It’s 5:35 a.m. on a Tuesday morning, and roughly 35 Boston University women rugby players are scattered around one half of Nickerson Field.
If, for some foolish reason, any BU students were awake on this particular morning, and didn’t remember seeing the club team practicing as they walked through West Campus, there’s a reasonable explanation for that: the sun wouldn’t rise for more than an hour.
You certainly would’ve heard the girls, though.
“Come on, hit her harder,” some shrieked in an ear-splitting tone. “Get your shoulder low and drive through her.”
There were also many loud grunts as the girls, paired off in twos, exchanged turns lining each other up, and, like bulls chasing a matador’s cape, charged their partners and drove them, shoulder first, onto the Nick’s frigid, dew-soaked turf.
Some of the tackles ended in groans of pain. Most, oddly enough, ended in giggles.
A few of the twosomes –– mostly those with newer players –– are courteous enough to ease up just before contact.
At the center of the group, Miranda Wakimoto and Julie Athanasiadis lack their teammates’ civility. Wakimoto is far and away the team’s best player. Recently, the junior was invited to try out for the United States Under-20 team, and if she makes it, she’ll compete against the best U-20 players from across the globe this summer.
Athanasiadis respects Wakimoto –– “The first thing I noticed, she’s just so quick, so speedy, so agile,” Athanasiadis said –– but it’s immediately evident that she doesn’t fear her. The pair goes blow for blow, pummeling each other onto the damp, frosty turf, only to get up and do it again.
Wakimoto and Athanasiadis, like the overwhelming majority of their teammates, knew little to nothing about the sport before coming to BU.
“I had barely even heard of it, really,” Athansiadis said. “I knew it was a rough sport, kind of brutey.”
It’s been under Wakimoto’s and Athansiadis’ leadership that the program has become a nationally recognized force.
During Wakimoto’s first two years on campus, the team won just five games combined. But last fall, under the direction of first-year coach Devin DiGiovanni, the squad went undefeated in its New England Rugby Football Union regular season, and rolled into the New England quarterfinals. The club enters its spring season rated No. 18 in the country in RugbyMag.com’s Division II rankings.
DiGiovanni, who, despite looking up at most of her players, draws and holds their attention with an exuberant persona, raved about Wakimoto’s abilities.
“She knows as much about the rules as I do,” the part-time rugby official said. “She’s probably the best ball runner I’ve ever seen. She’s not just speedy and a good accelerator. She sees gaps, has shifty moves.”
Athansiadis spoke to how quickly Wakimoto picked up the sport.
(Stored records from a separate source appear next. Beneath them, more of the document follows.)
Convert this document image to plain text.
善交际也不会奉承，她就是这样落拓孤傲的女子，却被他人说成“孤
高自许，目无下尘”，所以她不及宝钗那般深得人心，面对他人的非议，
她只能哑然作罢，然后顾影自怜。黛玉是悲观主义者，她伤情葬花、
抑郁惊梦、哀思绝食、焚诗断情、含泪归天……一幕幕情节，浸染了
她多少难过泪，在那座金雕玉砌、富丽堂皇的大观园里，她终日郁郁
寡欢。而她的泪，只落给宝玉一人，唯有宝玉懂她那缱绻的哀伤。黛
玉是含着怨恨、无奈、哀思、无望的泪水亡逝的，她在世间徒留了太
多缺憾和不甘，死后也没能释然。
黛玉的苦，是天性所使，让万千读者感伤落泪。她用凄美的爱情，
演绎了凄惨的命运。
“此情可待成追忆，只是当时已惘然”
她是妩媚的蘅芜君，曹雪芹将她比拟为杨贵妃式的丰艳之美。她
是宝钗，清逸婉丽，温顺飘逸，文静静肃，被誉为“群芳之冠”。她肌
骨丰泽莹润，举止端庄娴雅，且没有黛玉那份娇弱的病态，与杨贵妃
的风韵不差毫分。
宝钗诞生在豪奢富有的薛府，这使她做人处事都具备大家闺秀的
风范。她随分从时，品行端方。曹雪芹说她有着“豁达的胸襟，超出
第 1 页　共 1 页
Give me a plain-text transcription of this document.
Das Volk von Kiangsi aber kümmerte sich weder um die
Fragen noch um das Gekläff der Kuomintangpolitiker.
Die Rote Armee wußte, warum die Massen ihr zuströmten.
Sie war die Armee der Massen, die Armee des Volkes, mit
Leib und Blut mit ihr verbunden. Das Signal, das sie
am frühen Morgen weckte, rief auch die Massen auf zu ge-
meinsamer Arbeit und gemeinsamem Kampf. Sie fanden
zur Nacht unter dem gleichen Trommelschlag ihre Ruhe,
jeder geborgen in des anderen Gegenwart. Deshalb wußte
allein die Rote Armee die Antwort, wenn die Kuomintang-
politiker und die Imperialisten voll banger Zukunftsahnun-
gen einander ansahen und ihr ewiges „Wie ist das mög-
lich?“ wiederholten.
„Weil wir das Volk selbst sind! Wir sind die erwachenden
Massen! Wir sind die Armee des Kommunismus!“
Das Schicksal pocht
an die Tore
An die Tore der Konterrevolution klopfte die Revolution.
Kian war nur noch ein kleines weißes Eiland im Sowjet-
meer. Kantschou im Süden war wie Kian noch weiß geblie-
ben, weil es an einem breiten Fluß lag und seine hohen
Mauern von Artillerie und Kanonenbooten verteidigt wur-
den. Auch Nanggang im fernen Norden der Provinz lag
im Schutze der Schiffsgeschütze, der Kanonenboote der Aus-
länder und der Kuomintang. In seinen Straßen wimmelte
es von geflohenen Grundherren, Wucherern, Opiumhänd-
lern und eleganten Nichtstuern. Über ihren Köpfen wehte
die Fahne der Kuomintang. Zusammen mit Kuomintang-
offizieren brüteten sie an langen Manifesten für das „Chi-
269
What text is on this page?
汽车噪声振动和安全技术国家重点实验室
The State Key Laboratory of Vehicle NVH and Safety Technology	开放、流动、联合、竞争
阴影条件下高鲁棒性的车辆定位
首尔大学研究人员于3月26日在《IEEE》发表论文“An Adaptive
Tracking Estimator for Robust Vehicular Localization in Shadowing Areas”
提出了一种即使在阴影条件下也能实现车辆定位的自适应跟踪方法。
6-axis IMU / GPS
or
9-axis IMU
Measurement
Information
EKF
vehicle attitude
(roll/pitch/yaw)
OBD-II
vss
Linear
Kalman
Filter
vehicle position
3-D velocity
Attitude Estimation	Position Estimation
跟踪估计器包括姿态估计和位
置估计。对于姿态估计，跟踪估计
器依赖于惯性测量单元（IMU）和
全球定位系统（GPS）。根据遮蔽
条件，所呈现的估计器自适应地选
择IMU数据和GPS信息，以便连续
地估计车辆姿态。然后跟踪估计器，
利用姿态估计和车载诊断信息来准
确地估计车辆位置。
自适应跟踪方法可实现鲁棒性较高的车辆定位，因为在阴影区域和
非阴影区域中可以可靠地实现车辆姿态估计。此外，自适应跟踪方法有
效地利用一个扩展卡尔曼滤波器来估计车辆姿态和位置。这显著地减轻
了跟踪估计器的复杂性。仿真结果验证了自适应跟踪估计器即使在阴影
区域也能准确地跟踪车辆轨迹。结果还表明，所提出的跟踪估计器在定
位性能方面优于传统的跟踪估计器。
“Right off the bat, nobody knows the sport,” Athansiadis, a senior captain, said. “As a freshman, she had a really big presence. She started as a wing on the outside, and the most important thing there is athleticism. She just dominated.
“After that, she just became addicted.”
The story is a familiar one around the club, though Wakimoto takes it to an extreme. Rugby, just by its nature, requires a certain personality.
Every year, plenty of girls sign up for the squad, mostly at the team’s Splash table.
Not as many show up for the first tryout, especially if it happens to be an early morning workout. More tend to drop out as the season goes on, growing tired of being repeatedly drilled in a fashion that could make Jack Lambert’s toothless jaw drop.
Those who stick around become obsessed. The willingness to suffer Urlachian blows on dark, wintry March mornings speaks for itself, as does the rigorous weekend traveling. Wakimoto, for her part, has spent countless hours cooped up in her room, watching video after video in an effort to soak in the sport best she can.
“You learn by playing it and watching it,” said Wakimoto, who now serves as the team’s flyhalf, a position comparable to football’s quarterback. “There’s no rugby on TV in the U.S. You play it and love it then hop on YouTube at night and watch videos. It’s a really separate culture.”
The end result was a recent trip to Florida to try out for the U.S. U-20 national team. Despite some trepidation –– “I was afraid out of my mind that I’d be coming back in 100 pieces in a coffin” –– Wakimoto was encouraged by the experience, and will hear back from the team in May.
If she makes it, she’ll compete in the Nations Cup in Los Angeles in July against Canada, South Africa and England.
“Representing the U.S. would be amazing,” she said. “Just putting on that practice jersey, that experience was very cool.”
“Miranda’s been awesome in our league, but it’s hard to get recognized on a national level,” Athansiadis said. “She’s at that caliber, but it’s still a pleasant surprise to get recognized. We’ve been a club 11 years. No one’s ever thought about that. We’ve never had that before, one of our own going down there.”